Attorneys ask to bypass security at Victoria County courthouse; sheriff says no
Oct. 8, 2012 at 5:08 a.m.
• Approved resolution for National 4-H Week;
• Approved joint election with Bloomington Independent School District for Nov. 6;
• Met in closed session to interview Precinct 4 Justice of the Peace candidates. Approved Ted Seel as the new justice of the peace.
Although a second security station is expected to shorten wait time at the Victoria County Courthouse, local attorneys say the best solution is security bypass badges.
However, Victoria commissioners are heeding the sheriff's recommendation and subjecting all attorneys - save for the district attorney's office - to security checks just like all other courthouse visitors.
Luther Easley, of the Victoria County District Attorney's Office, addressed the commissioners court on behalf of the Victoria County Bar Association on Monday.
Attorneys, unlike any other professional in the community, need the ability to get in and out of the courthouse quickly with large volumes of materials and without hassle, Easley said.
"What potential security risk - what fear do y'all have in us?" Easley asked. "Where do we draw the lines with this? Even if y'all decide that you don't deem it necessary, which I would strongly disagree with ... where's the line on who it's not necessary for?"
The bar association submitted a second proposition Monday requesting that local attorneys be issued badges to bypass the courthouse's security checkpoint. However, Sheriff T. Michael O'Connor said that is not in the plan.
"At this time, I think the most important priority is to look at the expedited entrance for these individuals," O'Connor said. "I don't want to single out any profession one way or another. It's more about individuals than profession."
He said the issue is not fear; it's protecting hundreds of people going in and out of the courthouse every day.
"Are you willing to personally be responsible for everyone who's given a pass?" asked Chief Deputy Terry Simons. "The liability is huge."
County Judge Don Pozzi, who practiced law for 33 years before taking the judge's seat, said he appreciates the attorney's dilemma.
"If I were still practicing law, I would be right out there with you," Pozzi said. "However, these are new times ... I appreciate everything y'all say and the dilemma that you have, but I know you understand because all of you are smart enough to understand."
Pozzi said he would not override the sheriff's recommendation.
For liability, it is in the court's best interest to keep the checkpoints in place and the badges limited to authorized personnel, not to every attorney in Victoria County, Pozzi said.
"Read the papers, read what happens in Texas and other states," Pozzi said. "I understand what you're saying, it has nothing to do with fear. It has a lot to do with security."
Pozzi said he is committed to helping alleviate the situation to give courthouse regulars faster access.
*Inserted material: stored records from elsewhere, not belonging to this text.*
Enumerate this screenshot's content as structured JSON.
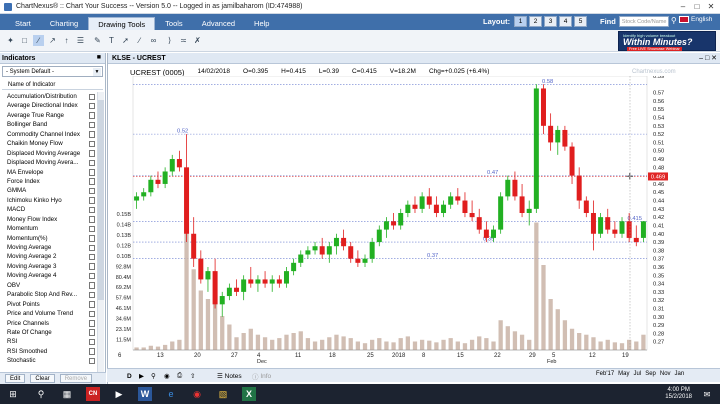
{
  "window": {
    "title": "ChartNexus® :: Chart Your Success -- Version 5.0 -- Logged in as jamilbaharom (ID:474988)"
  },
  "menu": {
    "tabs": [
      "Start",
      "Charting",
      "Drawing Tools",
      "Tools",
      "Advanced",
      "Help"
    ],
    "active_tab": "Drawing Tools"
  },
  "layout": {
    "label": "Layout:",
    "options": [
      "1",
      "2",
      "3",
      "4",
      "5"
    ],
    "selected": "1"
  },
  "find": {
    "label": "Find",
    "placeholder": "Stock Code/Name"
  },
  "language": {
    "label": "English"
  },
  "ad": {
    "line1": "Identify high volume breakout",
    "line2": "Within Minutes?",
    "line3": "Free LIVE Showcase Webinar"
  },
  "indicators_panel": {
    "title": "Indicators",
    "preset": "- System Default -",
    "column_header": "Name of Indicator",
    "items": [
      "Accumulation/Distribution",
      "Average Directional Index",
      "Average True Range",
      "Bollinger Band",
      "Commodity Channel Index",
      "Chaikin Money Flow",
      "Displaced Moving Average",
      "Displaced Moving Avera...",
      "MA Envelope",
      "Force Index",
      "GMMA",
      "Ichimoku Kinko Hyo",
      "MACD",
      "Money Flow Index",
      "Momentum",
      "Momentum(%)",
      "Moving Average",
      "Moving Average 2",
      "Moving Average 3",
      "Moving Average 4",
      "OBV",
      "Parabolic Stop And Rev...",
      "Pivot Points",
      "Price and Volume Trend",
      "Price Channels",
      "Rate Of Change",
      "RSI",
      "RSI Smoothed",
      "Stochastic"
    ],
    "buttons": [
      "Edit",
      "Clear",
      "Remove"
    ]
  },
  "chart_window": {
    "title": "KLSE - UCREST"
  },
  "quote": {
    "symbol": "UCREST (0005)",
    "date": "14/02/2018",
    "open": "O=0.395",
    "high": "H=0.415",
    "low": "L=0.39",
    "close": "C=0.415",
    "volume": "V=18.2M",
    "change": "Chg=+0.025 (+6.4%)"
  },
  "watermark": "Chartnexus.com",
  "chart_data": {
    "type": "candlestick",
    "ylim": [
      0.26,
      0.59
    ],
    "y_ticks": [
      "0.59",
      "0.57",
      "0.56",
      "0.55",
      "0.54",
      "0.53",
      "0.52",
      "0.51",
      "0.50",
      "0.49",
      "0.48",
      "0.47",
      "0.46",
      "0.45",
      "0.44",
      "0.43",
      "0.42",
      "0.41",
      "0.40",
      "0.39",
      "0.38",
      "0.37",
      "0.36",
      "0.35",
      "0.34",
      "0.33",
      "0.32",
      "0.31",
      "0.30",
      "0.29",
      "0.28",
      "0.27"
    ],
    "current_price": "0.469",
    "level_labels": [
      "0.58",
      "0.52",
      "0.47",
      "0.415",
      "0.39",
      "0.37"
    ],
    "volume_ticks": [
      "0.15B",
      "0.14B",
      "0.13B",
      "0.12B",
      "0.10B",
      "92.8M",
      "80.4M",
      "69.2M",
      "57.6M",
      "46.1M",
      "34.6M",
      "23.1M",
      "11.5M"
    ],
    "x_ticks": [
      "6",
      "13",
      "20",
      "27",
      "4",
      "11",
      "18",
      "25",
      "2018",
      "8",
      "15",
      "22",
      "29",
      "5",
      "12",
      "19"
    ],
    "month_labels": [
      "Dec",
      "Feb"
    ],
    "candles": [
      [
        0.44,
        0.45,
        0.43,
        0.445
      ],
      [
        0.445,
        0.455,
        0.44,
        0.45
      ],
      [
        0.45,
        0.47,
        0.445,
        0.465
      ],
      [
        0.465,
        0.475,
        0.455,
        0.46
      ],
      [
        0.46,
        0.48,
        0.455,
        0.475
      ],
      [
        0.475,
        0.495,
        0.47,
        0.49
      ],
      [
        0.49,
        0.5,
        0.475,
        0.48
      ],
      [
        0.48,
        0.52,
        0.39,
        0.4
      ],
      [
        0.4,
        0.42,
        0.36,
        0.37
      ],
      [
        0.37,
        0.38,
        0.34,
        0.345
      ],
      [
        0.345,
        0.36,
        0.33,
        0.355
      ],
      [
        0.355,
        0.37,
        0.31,
        0.315
      ],
      [
        0.315,
        0.33,
        0.3,
        0.325
      ],
      [
        0.325,
        0.34,
        0.32,
        0.335
      ],
      [
        0.335,
        0.345,
        0.325,
        0.33
      ],
      [
        0.33,
        0.35,
        0.32,
        0.345
      ],
      [
        0.345,
        0.36,
        0.335,
        0.34
      ],
      [
        0.34,
        0.35,
        0.33,
        0.345
      ],
      [
        0.345,
        0.355,
        0.335,
        0.34
      ],
      [
        0.34,
        0.35,
        0.33,
        0.345
      ],
      [
        0.345,
        0.35,
        0.335,
        0.34
      ],
      [
        0.34,
        0.36,
        0.335,
        0.355
      ],
      [
        0.355,
        0.37,
        0.35,
        0.365
      ],
      [
        0.365,
        0.38,
        0.36,
        0.375
      ],
      [
        0.375,
        0.385,
        0.37,
        0.38
      ],
      [
        0.38,
        0.39,
        0.375,
        0.385
      ],
      [
        0.385,
        0.395,
        0.37,
        0.375
      ],
      [
        0.375,
        0.39,
        0.365,
        0.385
      ],
      [
        0.385,
        0.4,
        0.375,
        0.395
      ],
      [
        0.395,
        0.405,
        0.38,
        0.385
      ],
      [
        0.385,
        0.39,
        0.365,
        0.37
      ],
      [
        0.37,
        0.38,
        0.36,
        0.365
      ],
      [
        0.365,
        0.375,
        0.36,
        0.37
      ],
      [
        0.37,
        0.395,
        0.365,
        0.39
      ],
      [
        0.39,
        0.41,
        0.385,
        0.405
      ],
      [
        0.405,
        0.42,
        0.395,
        0.415
      ],
      [
        0.415,
        0.425,
        0.405,
        0.41
      ],
      [
        0.41,
        0.43,
        0.405,
        0.425
      ],
      [
        0.425,
        0.44,
        0.42,
        0.435
      ],
      [
        0.435,
        0.445,
        0.425,
        0.43
      ],
      [
        0.43,
        0.45,
        0.425,
        0.445
      ],
      [
        0.445,
        0.455,
        0.43,
        0.435
      ],
      [
        0.435,
        0.445,
        0.42,
        0.425
      ],
      [
        0.425,
        0.44,
        0.42,
        0.435
      ],
      [
        0.435,
        0.45,
        0.43,
        0.445
      ],
      [
        0.445,
        0.455,
        0.435,
        0.44
      ],
      [
        0.44,
        0.45,
        0.42,
        0.425
      ],
      [
        0.425,
        0.44,
        0.415,
        0.42
      ],
      [
        0.42,
        0.43,
        0.4,
        0.405
      ],
      [
        0.405,
        0.415,
        0.39,
        0.395
      ],
      [
        0.395,
        0.41,
        0.39,
        0.405
      ],
      [
        0.405,
        0.45,
        0.4,
        0.445
      ],
      [
        0.445,
        0.47,
        0.44,
        0.465
      ],
      [
        0.465,
        0.475,
        0.44,
        0.445
      ],
      [
        0.445,
        0.46,
        0.42,
        0.425
      ],
      [
        0.425,
        0.44,
        0.41,
        0.43
      ],
      [
        0.43,
        0.58,
        0.425,
        0.575
      ],
      [
        0.575,
        0.58,
        0.52,
        0.53
      ],
      [
        0.53,
        0.545,
        0.5,
        0.51
      ],
      [
        0.51,
        0.53,
        0.495,
        0.525
      ],
      [
        0.525,
        0.53,
        0.5,
        0.505
      ],
      [
        0.505,
        0.51,
        0.46,
        0.47
      ],
      [
        0.47,
        0.48,
        0.43,
        0.44
      ],
      [
        0.44,
        0.445,
        0.42,
        0.425
      ],
      [
        0.425,
        0.44,
        0.38,
        0.4
      ],
      [
        0.4,
        0.425,
        0.395,
        0.42
      ],
      [
        0.42,
        0.43,
        0.4,
        0.405
      ],
      [
        0.405,
        0.415,
        0.395,
        0.4
      ],
      [
        0.4,
        0.42,
        0.395,
        0.415
      ],
      [
        0.415,
        0.425,
        0.39,
        0.395
      ],
      [
        0.395,
        0.41,
        0.385,
        0.39
      ],
      [
        0.395,
        0.415,
        0.39,
        0.415
      ]
    ],
    "volume_M": [
      3,
      3,
      5,
      4,
      6,
      10,
      12,
      140,
      95,
      70,
      60,
      65,
      40,
      30,
      15,
      20,
      25,
      18,
      15,
      12,
      14,
      18,
      20,
      22,
      14,
      10,
      12,
      15,
      18,
      16,
      14,
      10,
      8,
      12,
      14,
      10,
      9,
      14,
      16,
      10,
      12,
      11,
      9,
      12,
      14,
      10,
      8,
      12,
      16,
      14,
      10,
      35,
      28,
      22,
      18,
      12,
      150,
      100,
      60,
      48,
      35,
      25,
      20,
      18,
      15,
      10,
      12,
      9,
      8,
      12,
      10,
      18
    ]
  },
  "bottom": {
    "notes": "Notes",
    "info": "Info",
    "timeline": [
      "Feb'17",
      "May",
      "Jul",
      "Sep",
      "Nov",
      "Jan"
    ]
  },
  "taskbar": {
    "time": "4:00 PM",
    "date": "15/2/2018"
  },
  "colors": {
    "menu_bg": "#3f6faa",
    "up": "#22b022",
    "down": "#e01e1e",
    "volume": "#c9b3a6"
  }
}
Commissioner Kevin Janak said he supports improving the awning outside to give people caught in long security lines shelter from the weather.
Commissioner Gary Burns said he thinks the decision ultimately comes down to the sheriff's.
"Anything we can do to help, we'll back you up," Burns told the attorneys.
Commissioner Clint Ives agreed with the sentiments.
"I completely understand the attorneys' standpoint, and personally I have no problem with it," Ives said. "But I'm not willing to supercede the sheriff's judgment with the sensitive information he cannot share. I cannot take that risk."